Im Schuljahr 2014/15 wurden 208 Mädchen und Jungen aus umliegenden Kommunen in städtischen Schulen unterrichtet. 318 sind es aktuell. Allein an der Dietrich-Bonhoeffer-Realschule liege die Quote bei 36 Prozent – obwohl die Stadt inzwischen Einzugsbereiche für auswärtige Schüler gebildet habe.
„Es ist auf der einen Seite schön“, sagt Nerlich. Auf der anderen Seite steht aber der Aufwand: „Es sind zehn Klassenräume, die wir brauchen für Kinder aus den Umlandgemeinden. Wir müssen das auf eigene Kappe finanzieren.“ Nerlich appelliert an die Landespolitik, der Oberschule einen anderen Status zu verpassen – nämlich jenen einer ersetzenden Schulform.
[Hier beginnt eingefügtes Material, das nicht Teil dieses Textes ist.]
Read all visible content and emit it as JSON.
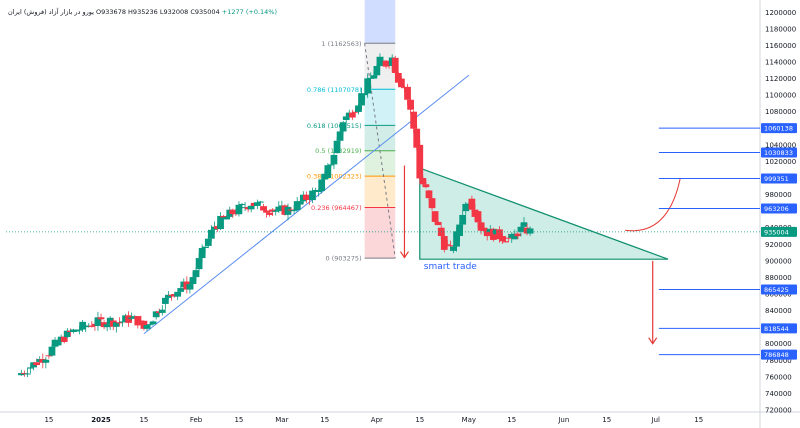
{
  "header": {
    "symbol_title": "یورو در بازار آزاد (فروش) ایران",
    "open": "O933678",
    "high": "H935236",
    "low": "L932008",
    "close": "C935004",
    "change": "+1277 (+0.14%)"
  },
  "colors": {
    "up": "#089981",
    "down": "#f23645",
    "trendline": "#5b8def",
    "triangle_fill": "#a8dfd4",
    "triangle_stroke": "#0e8f6e",
    "price_tag": "#2962ff",
    "current_price_tag": "#089981",
    "arrow": "#e53935"
  },
  "chart_data": {
    "type": "candlestick",
    "y_axis": {
      "range": [
        720000,
        1210000
      ],
      "ticks": [
        1200000,
        1180000,
        1160000,
        1140000,
        1120000,
        1100000,
        1080000,
        1060000,
        1040000,
        1020000,
        1000000,
        980000,
        960000,
        940000,
        920000,
        900000,
        880000,
        860000,
        840000,
        820000,
        800000,
        780000,
        760000,
        740000,
        720000
      ]
    },
    "x_axis": {
      "ticks": [
        {
          "label": "15",
          "day": -17
        },
        {
          "label": "2025",
          "day": 0
        },
        {
          "label": "15",
          "day": 14
        },
        {
          "label": "Feb",
          "day": 31
        },
        {
          "label": "15",
          "day": 45
        },
        {
          "label": "Mar",
          "day": 59
        },
        {
          "label": "15",
          "day": 73
        },
        {
          "label": "Apr",
          "day": 90
        },
        {
          "label": "15",
          "day": 104
        },
        {
          "label": "May",
          "day": 120
        },
        {
          "label": "15",
          "day": 134
        },
        {
          "label": "Jun",
          "day": 151
        },
        {
          "label": "15",
          "day": 165
        },
        {
          "label": "Jul",
          "day": 181
        },
        {
          "label": "15",
          "day": 195
        }
      ]
    },
    "series_close": [
      [
        -27,
        762000
      ],
      [
        -24,
        770000
      ],
      [
        -21,
        778000
      ],
      [
        -18,
        786000
      ],
      [
        -15,
        798000
      ],
      [
        -12,
        808000
      ],
      [
        -9,
        815000
      ],
      [
        -6,
        820000
      ],
      [
        -3,
        824000
      ],
      [
        0,
        826000
      ],
      [
        3,
        828000
      ],
      [
        6,
        826000
      ],
      [
        9,
        830000
      ],
      [
        12,
        828000
      ],
      [
        14,
        818000
      ],
      [
        17,
        832000
      ],
      [
        20,
        848000
      ],
      [
        23,
        860000
      ],
      [
        26,
        868000
      ],
      [
        29,
        872000
      ],
      [
        31,
        890000
      ],
      [
        34,
        918000
      ],
      [
        37,
        942000
      ],
      [
        40,
        950000
      ],
      [
        43,
        958000
      ],
      [
        46,
        964000
      ],
      [
        49,
        970000
      ],
      [
        52,
        966000
      ],
      [
        55,
        962000
      ],
      [
        58,
        960000
      ],
      [
        61,
        962000
      ],
      [
        64,
        968000
      ],
      [
        67,
        976000
      ],
      [
        70,
        984000
      ],
      [
        73,
        1000000
      ],
      [
        76,
        1030000
      ],
      [
        79,
        1070000
      ],
      [
        82,
        1080000
      ],
      [
        85,
        1100000
      ],
      [
        88,
        1120000
      ],
      [
        91,
        1140000
      ],
      [
        93,
        1138000
      ],
      [
        95,
        1145000
      ],
      [
        97,
        1120000
      ],
      [
        99,
        1110000
      ],
      [
        101,
        1080000
      ],
      [
        103,
        1040000
      ],
      [
        104,
        1000000
      ],
      [
        106,
        985000
      ],
      [
        108,
        960000
      ],
      [
        110,
        940000
      ],
      [
        112,
        920000
      ],
      [
        114,
        912000
      ],
      [
        116,
        930000
      ],
      [
        118,
        960000
      ],
      [
        120,
        975000
      ],
      [
        122,
        960000
      ],
      [
        124,
        940000
      ],
      [
        126,
        935000
      ],
      [
        128,
        932000
      ],
      [
        130,
        930000
      ],
      [
        132,
        928000
      ],
      [
        134,
        926000
      ],
      [
        136,
        935000
      ],
      [
        138,
        940000
      ],
      [
        140,
        935000
      ]
    ],
    "fibonacci": [
      {
        "ratio": "1",
        "price": 1162563,
        "label": "1 (1162563)",
        "color": "#787b86"
      },
      {
        "ratio": "0.786",
        "price": 1107078,
        "label": "0.786 (1107078)",
        "color": "#00bcd4"
      },
      {
        "ratio": "0.618",
        "price": 1063515,
        "label": "0.618 (1063515)",
        "color": "#089981"
      },
      {
        "ratio": "0.5",
        "price": 1032919,
        "label": "0.5 (1032919)",
        "color": "#4caf50"
      },
      {
        "ratio": "0.382",
        "price": 1002323,
        "label": "0.382 (1002323)",
        "color": "#ff9800"
      },
      {
        "ratio": "0.236",
        "price": 964467,
        "label": "0.236 (964467)",
        "color": "#f23645"
      },
      {
        "ratio": "0",
        "price": 903275,
        "label": "0 (903275)",
        "color": "#787b86"
      }
    ],
    "price_levels": [
      {
        "label": "1060138",
        "price": 1060138
      },
      {
        "label": "1030833",
        "price": 1030833
      },
      {
        "label": "999351",
        "price": 999351
      },
      {
        "label": "963206",
        "price": 963206
      },
      {
        "label": "865425",
        "price": 865425
      },
      {
        "label": "818544",
        "price": 818544
      },
      {
        "label": "786848",
        "price": 786848
      }
    ],
    "current_price": {
      "label": "935004",
      "price": 935004
    },
    "annotations": [
      {
        "text": "smart trade"
      }
    ]
  }
}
Bislang müssen Eltern ihre Kinder nicht an eine Oberschule schicken, sondern können sie auch an einer Real- oder Hauptschule in einer benachbarten Kommune unterrichten lassen.
Hilfe erhofft sich Nerlich von der Landespolitik auch in einem anderen Bereich: Die Zahl der Schüler mit Förderbedarf, die im Rahmen der Inklusion an regulären Schulen unterrichtet werden, steigt ebenfalls rapide an. 60 waren es im Schuljahr 2014/15, jetzt seien es 179. Für eine optimale Förderung der Kinder „muss es seitens der Landesregierung andere Lösungen geben“.